Cassia turned, deep brown hair whipping around and walked into the market square, illuminated by the light of the Italian sun on the fountain, despite being in partial shadow. My Visor was still in her grasp, and she held it loftily at her side as she walked into the square. From a distance, she looked confident, and I realised now what her plan was: disguise. I shook my head in disbelief. I was almost certain it wouldn't work. Her hair lacked length, her frame too scrawny...
But then she came under the full glare of the Sun. Her hair wafted in the breeze, each strand a piece of bronze wire lit with fireflies. The green attire looked fuller, more expensive. And bam. She was a rich, young wife of a Senator.
Nobody gave her more than a second glance as she passed into the crowded place. Urchins cleared a path for her every once in a while, heads low and gaze averted. Cassia plucked a wicker basket from a man who had turned his back on his goods. Nobody noticed. Hiding the basket was unnecessary - of course, nobody would question her.

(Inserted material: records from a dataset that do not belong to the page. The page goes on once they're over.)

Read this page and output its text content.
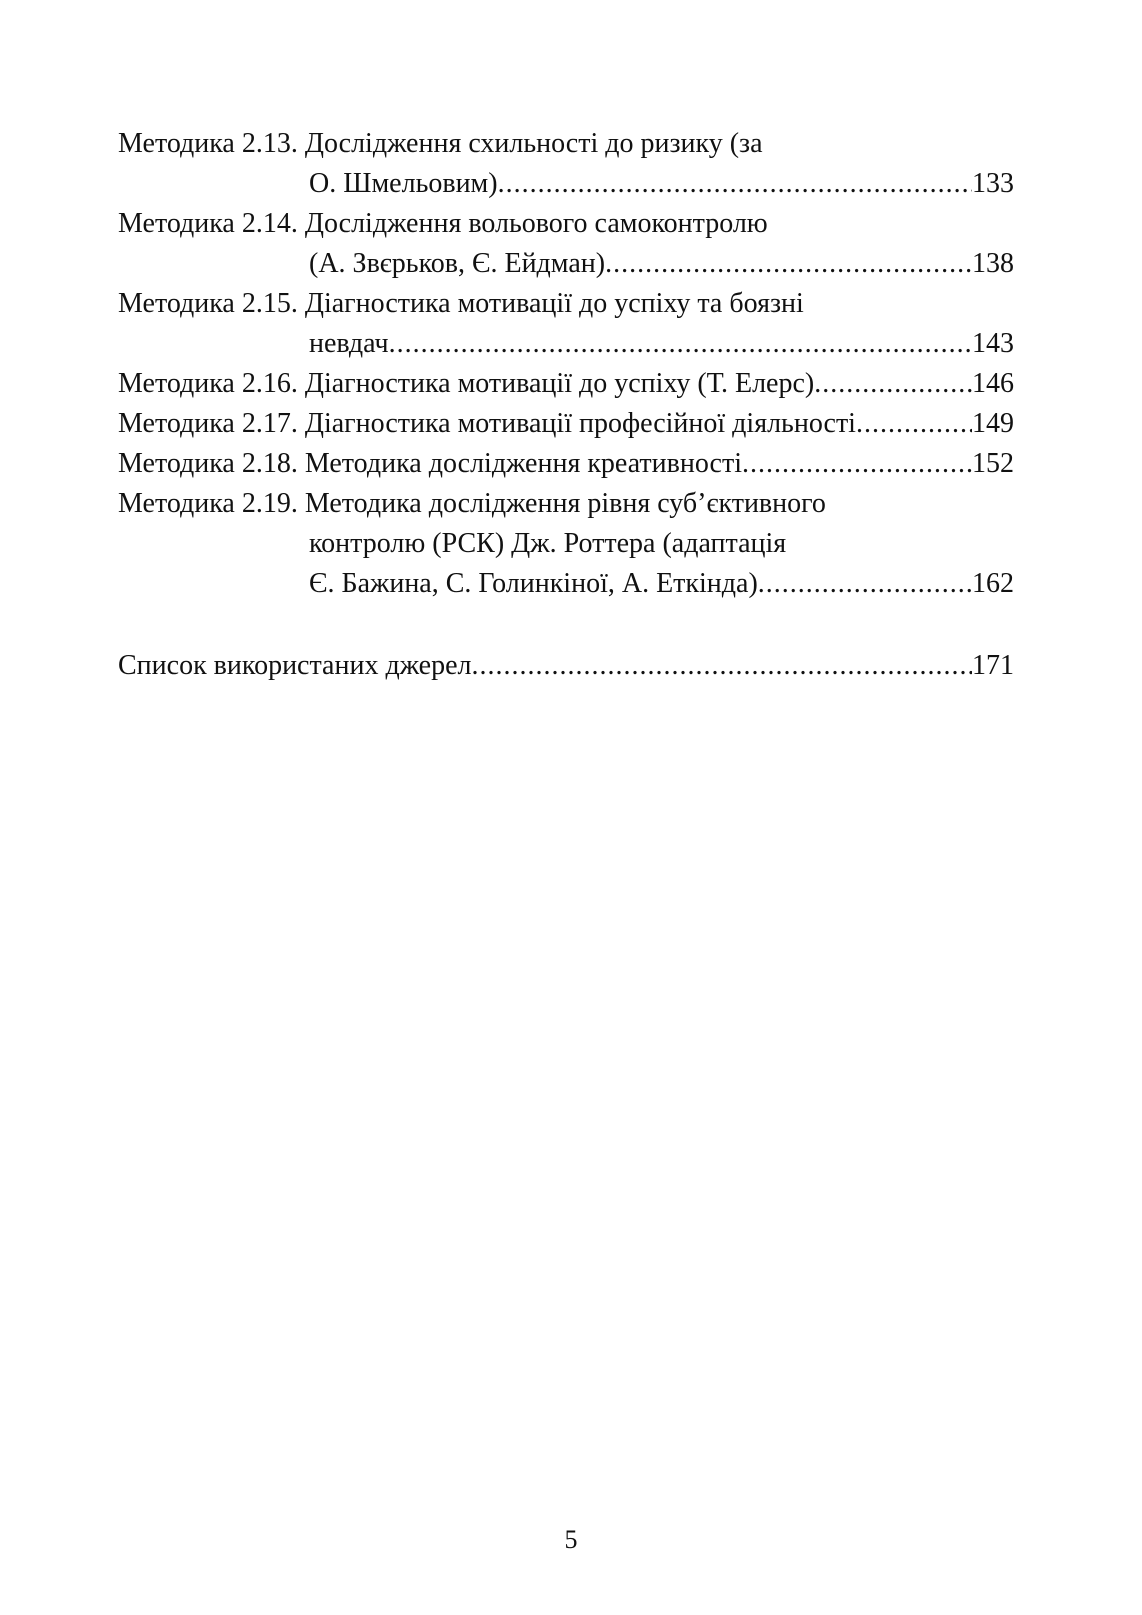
Методика 2.13. Дослідження схильності до ризику (за
О. Шмельовим) .....	133
Методика 2.14. Дослідження вольового самоконтролю
(А. Звєрьков, Є. Ейдман) .....	138
Методика 2.15. Діагностика мотивації до успіху та боязні
невдач .....	143
Методика 2.16. Діагностика мотивації до успіху (Т. Елерс) .....	146
Методика 2.17. Діагностика мотивації професійної діяльності .....	149
Методика 2.18. Методика дослідження креативності .....	152
Методика 2.19. Методика дослідження рівня суб’єктивного
контролю (РСК) Дж. Роттера (адаптація
Є. Бажина, С. Голинкіної, А. Еткінда) .....	162
Список використаних джерел .....	171
5
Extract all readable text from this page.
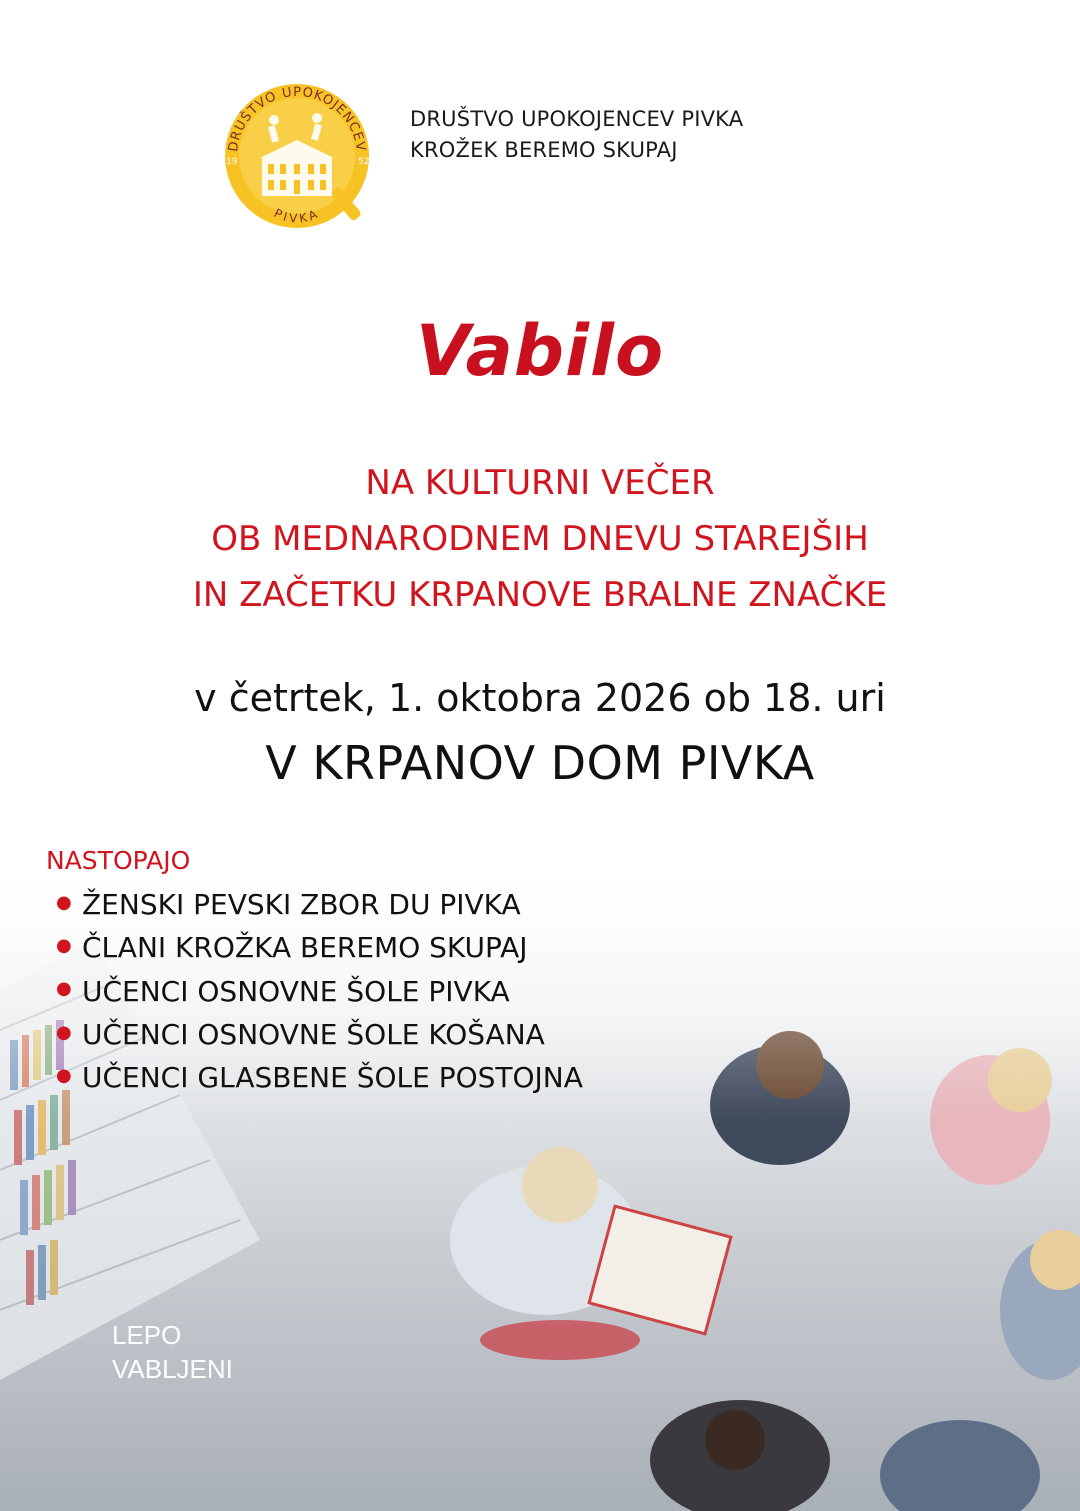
DRUŠTVO UPOKOJENCEV
19	52
PIVKA
DRUŠTVO UPOKOJENCEV PIVKA
KROŽEK BEREMO SKUPAJ
Vabilo
NA KULTURNI VEČER
OB MEDNARODNEM DNEVU STAREJŠIH
IN ZAČETKU KRPANOVE BRALNE ZNAČKE
v četrtek, 1. oktobra 2026 ob 18. uri
V KRPANOV DOM PIVKA
NASTOPAJO
● ŽENSKI PEVSKI ZBOR DU PIVKA
● ČLANI KROŽKA BEREMO SKUPAJ
● UČENCI OSNOVNE ŠOLE PIVKA
● UČENCI OSNOVNE ŠOLE KOŠANA
● UČENCI GLASBENE ŠOLE POSTOJNA
LEPO
VABLJENI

Cassia then proceeded to pluck a dozen Brazil nuts and two chicken legs from a larger, red roofed lean-to, depositing them in her basket. All the while, she pouted and raised her chin obnoxiously. By the time she returned, my mouth was agape.
"How...?"
"That's one way to do it," Cassia said, suppressing a small smile.
"That was crazy," I told her pointedly, reaching for the Visor in her left hand. Our fingers brushed but I tried not to react, a warmth blossoming on my cheeks as I retrieved my device. Cassia's face was stone cold.
"Don't touch me," she mumbled, an uncertainty in her usually calm butterscotch eyes. I breathed in sharply. Both of us were perfectly still, seeing who would make the first move.
That would be me.
"If you think I'm too foreign and dirty to touch you, then why don't you go back home and leave me here to die on the street?" My words boiled with barely concealed rage, hands twitching at my sides.
Cassia considered me defensively for a moment. "Yes," she drawled. "Why don't I?"
I glared at her, then thought about what I was doing. Since when did I intimidate people? I was the lanky ginger kid who had nothing to bring to the table when it came to talents. I was the one who people could only describe as nondescript. Hastily, I unclenched my fists and tried to look calm, and not like I was about to rip her throat open, which I was roughly five seconds away from doing.
Cassia continued warily. "If you're done thinking up ways to kill me..." Damn. "...then I suggest you go and have a try at stealing yourself."
"But I can't play some rich Senator," I protested.
"Irrelevant. There are other ways of stealing, some more traditional. Impress me. Your target is that unattended table there," she gestured to a small wooden table on the edge of the square, only ten metres away from where we stood. It held an array of writing implements, glazed pots of ink, long bodacious feathery quills. The lot.
YOU ARE READING
Just Your Average Time Traveller
AdventureSam Derry is an average fifteen year old from London in the year 2091, where the whole world is in denial of its mistakes. The world's governments are on their last legs; people without shelter from the harsh climate and rising sea levels are dying...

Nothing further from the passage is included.